The Year in Pictures — 2020 Edition
This year was different.
News of the virus in China had already begun to circulate late last year. The videos and stories coming out of Wuhan were quite terrifying. People being welded into their apartments to prevent them from leaving. Bodies being secretly cremated en masse by the authorities. Sick people being burned alive. You have to wonder now if any of that had any basis in reality. I have come to distrust the news, both mainstream and alternative.
By February Donald Trump was doing quite well in the polls. It appeared that he would go on in November to handily beat whomever the Democrat challenger ended up being. By March the disease had reached U.S. shores, and the lockdowns began. Racial strife was unleashed yet again after a series of police killings of black men, eclipsing for a time the nation’s obsession with matters of gender and sexual identity. People marched in the streets. The marches gave way to riots. Righteous anger stood shoulder-to-shoulder with hate, the flames ever fanned by media new and established.

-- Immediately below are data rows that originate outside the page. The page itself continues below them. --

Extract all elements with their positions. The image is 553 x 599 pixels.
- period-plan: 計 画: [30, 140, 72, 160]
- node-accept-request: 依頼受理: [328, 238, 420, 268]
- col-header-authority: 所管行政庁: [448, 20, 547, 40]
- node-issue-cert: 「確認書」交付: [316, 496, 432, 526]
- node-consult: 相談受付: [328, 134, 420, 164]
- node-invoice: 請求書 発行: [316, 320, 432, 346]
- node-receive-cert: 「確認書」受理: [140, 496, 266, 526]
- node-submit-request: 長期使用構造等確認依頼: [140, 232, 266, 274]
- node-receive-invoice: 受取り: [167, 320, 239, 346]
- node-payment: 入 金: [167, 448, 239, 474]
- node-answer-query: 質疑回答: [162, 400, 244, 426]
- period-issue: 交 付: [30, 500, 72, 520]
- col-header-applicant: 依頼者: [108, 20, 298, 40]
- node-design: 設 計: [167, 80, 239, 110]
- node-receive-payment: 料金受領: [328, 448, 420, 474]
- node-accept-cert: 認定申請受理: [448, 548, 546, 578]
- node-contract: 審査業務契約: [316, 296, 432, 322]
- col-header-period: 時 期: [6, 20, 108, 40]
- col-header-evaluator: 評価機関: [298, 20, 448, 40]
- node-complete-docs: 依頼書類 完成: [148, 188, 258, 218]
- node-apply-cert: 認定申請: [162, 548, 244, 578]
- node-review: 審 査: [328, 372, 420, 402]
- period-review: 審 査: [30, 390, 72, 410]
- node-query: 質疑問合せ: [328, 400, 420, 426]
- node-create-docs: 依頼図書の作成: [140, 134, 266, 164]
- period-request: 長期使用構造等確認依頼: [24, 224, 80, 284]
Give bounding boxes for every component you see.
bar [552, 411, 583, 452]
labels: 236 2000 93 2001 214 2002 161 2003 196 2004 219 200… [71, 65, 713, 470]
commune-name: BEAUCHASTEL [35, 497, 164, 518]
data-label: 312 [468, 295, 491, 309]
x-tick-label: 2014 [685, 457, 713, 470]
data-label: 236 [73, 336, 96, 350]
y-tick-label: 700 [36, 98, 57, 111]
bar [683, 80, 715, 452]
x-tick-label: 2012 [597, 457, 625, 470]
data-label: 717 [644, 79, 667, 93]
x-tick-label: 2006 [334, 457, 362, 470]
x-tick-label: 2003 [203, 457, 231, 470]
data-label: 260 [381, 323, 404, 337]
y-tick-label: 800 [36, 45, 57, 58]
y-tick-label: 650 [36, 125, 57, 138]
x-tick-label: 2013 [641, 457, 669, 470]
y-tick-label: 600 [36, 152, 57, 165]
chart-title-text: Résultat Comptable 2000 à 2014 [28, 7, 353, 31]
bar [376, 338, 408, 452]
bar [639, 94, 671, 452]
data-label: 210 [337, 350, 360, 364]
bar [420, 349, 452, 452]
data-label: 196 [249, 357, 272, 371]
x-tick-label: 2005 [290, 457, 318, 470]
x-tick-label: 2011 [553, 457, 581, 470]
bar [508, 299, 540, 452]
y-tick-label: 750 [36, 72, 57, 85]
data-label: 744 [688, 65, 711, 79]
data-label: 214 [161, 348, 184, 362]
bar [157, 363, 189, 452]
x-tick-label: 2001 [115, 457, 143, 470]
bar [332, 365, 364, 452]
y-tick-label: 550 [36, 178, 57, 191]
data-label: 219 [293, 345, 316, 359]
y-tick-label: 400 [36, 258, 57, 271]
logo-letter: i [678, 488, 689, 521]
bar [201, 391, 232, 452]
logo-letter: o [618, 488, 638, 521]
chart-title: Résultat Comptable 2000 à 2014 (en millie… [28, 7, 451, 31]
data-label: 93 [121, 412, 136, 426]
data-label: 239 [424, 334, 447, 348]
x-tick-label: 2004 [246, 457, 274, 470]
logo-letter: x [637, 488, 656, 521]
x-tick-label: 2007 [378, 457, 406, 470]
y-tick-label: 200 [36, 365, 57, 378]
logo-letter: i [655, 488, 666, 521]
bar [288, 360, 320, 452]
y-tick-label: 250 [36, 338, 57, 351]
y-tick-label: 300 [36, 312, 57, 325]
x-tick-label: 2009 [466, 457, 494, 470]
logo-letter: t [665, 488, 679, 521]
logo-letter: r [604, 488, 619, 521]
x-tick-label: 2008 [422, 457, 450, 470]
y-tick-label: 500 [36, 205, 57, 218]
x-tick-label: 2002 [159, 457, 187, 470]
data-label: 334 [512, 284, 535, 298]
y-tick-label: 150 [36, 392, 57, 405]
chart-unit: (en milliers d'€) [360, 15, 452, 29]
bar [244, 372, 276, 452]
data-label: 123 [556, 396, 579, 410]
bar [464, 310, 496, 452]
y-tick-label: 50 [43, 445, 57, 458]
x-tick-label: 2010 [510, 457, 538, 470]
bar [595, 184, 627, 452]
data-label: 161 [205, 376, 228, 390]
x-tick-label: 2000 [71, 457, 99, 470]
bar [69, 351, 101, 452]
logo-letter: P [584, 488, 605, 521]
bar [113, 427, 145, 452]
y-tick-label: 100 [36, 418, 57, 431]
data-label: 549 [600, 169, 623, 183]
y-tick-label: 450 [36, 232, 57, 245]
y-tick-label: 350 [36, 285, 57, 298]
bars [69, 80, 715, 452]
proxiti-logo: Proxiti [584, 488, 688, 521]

Meanwhile the lockdowns took their toll on normal life. Vacations were canceled. People stayed home. Businesses closed. People lost their jobs. Thank God we survived all that, but my daily habit of working away from home was seriously curtailed. I rediscovered my neighborhood. Took up walking every day at lunchtime, through the heat and sun. I could sweat as much as I pleased. I discovered a new trail system they’d built not too far from us. Found out what the grasses looked like there in the evening light. Found beauty in the spring clovers. There’s a lot of that kind of stuff in this year’s set. I hope you don’t mind.
(Kassi and I did end up taking the kids on a short trip to Arkansas. That’s in there, too. I think we all appreciated the break, as little as it was. We learned that traveling with masks is not completely unbearable.)
The end came quietly. Not without a fight but without violence. Donald Trump is gone from the news after dominating the nation’s attention for four solid years. Covid is still around, worse by any measure than it’s ever been, but the raw fear is less, I think. You learn to deal with pretty much anything. We like everyone else are looking forward to a bit more “normalcy” next year, but I don’t think you ever go back fully to the way things were. You always take something from your experience and carry it with you into the next phase. I hope we can carry with us the coping skills we’ve learned and a renewed appreciation for the little world around us.